Schema definition format Data serialization format
JSON Schema JSON
YAML Schema YAML
AVRO Schema AVRO
XML Schema Definition XML

We want to define a sub-specification of DPDS to standardize the way schemas are annotated.

Motivation

Through schema annotation is possible to provide metadata to describe the underlying data beyond the way it is structured. Examples of information that can be encoded through schema annotations are:

  • human-readable descriptions of the dataset and its field
  • data usage guidelines
  • technical information on how data is stored
  • constraints on data exchanged that can be then converted into quality checks
  • how the dataset and its fields can be linked to external datasets (syntactic linking)
  • how the dataset and its fields can be linked to external ontologies (semantic linking)

While each schema definition format has different modalities for defining annotations, it's important to define a common vocabulary for the information that can be used to enrich the schema definition. In other words, defining the admissible annotations and their meaning is important.

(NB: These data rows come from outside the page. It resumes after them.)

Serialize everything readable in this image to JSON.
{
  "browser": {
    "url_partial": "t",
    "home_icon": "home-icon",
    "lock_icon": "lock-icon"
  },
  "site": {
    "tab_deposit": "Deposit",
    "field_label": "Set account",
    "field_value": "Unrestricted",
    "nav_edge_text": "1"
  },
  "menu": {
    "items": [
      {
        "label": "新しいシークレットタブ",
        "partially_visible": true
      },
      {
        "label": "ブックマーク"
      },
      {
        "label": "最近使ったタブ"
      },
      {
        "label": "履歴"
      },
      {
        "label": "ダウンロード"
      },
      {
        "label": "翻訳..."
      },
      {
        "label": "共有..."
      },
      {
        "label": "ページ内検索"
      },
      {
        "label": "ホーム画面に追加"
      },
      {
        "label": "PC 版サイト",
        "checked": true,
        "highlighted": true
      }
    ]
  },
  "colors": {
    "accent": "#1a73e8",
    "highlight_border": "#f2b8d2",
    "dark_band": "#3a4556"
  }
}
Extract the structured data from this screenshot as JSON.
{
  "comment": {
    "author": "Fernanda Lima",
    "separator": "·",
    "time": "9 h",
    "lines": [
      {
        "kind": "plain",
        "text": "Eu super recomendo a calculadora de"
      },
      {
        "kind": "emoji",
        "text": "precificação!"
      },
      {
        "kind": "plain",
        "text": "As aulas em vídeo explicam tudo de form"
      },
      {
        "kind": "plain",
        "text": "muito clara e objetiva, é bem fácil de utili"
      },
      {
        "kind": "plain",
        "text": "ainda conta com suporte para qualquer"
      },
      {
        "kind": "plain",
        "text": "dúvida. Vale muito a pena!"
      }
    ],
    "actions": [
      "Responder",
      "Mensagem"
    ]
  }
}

Describing the schema of a dataset using standard schema definition format and annotations is better than defining a custom structure to store schema metadata for the following reasons:

  • it is possible to have only one schema for serialization, validation, and metadata
  • metadata is embedded in the schema shared between producer and consumers. Once the consumer gets the schema gets also its metadata no matter what tool manages the schema repository
  • Using standard schema format permits leveraging the ecosystem of tools supporting the format (e.g., validator, linter, registry, gift, etc.).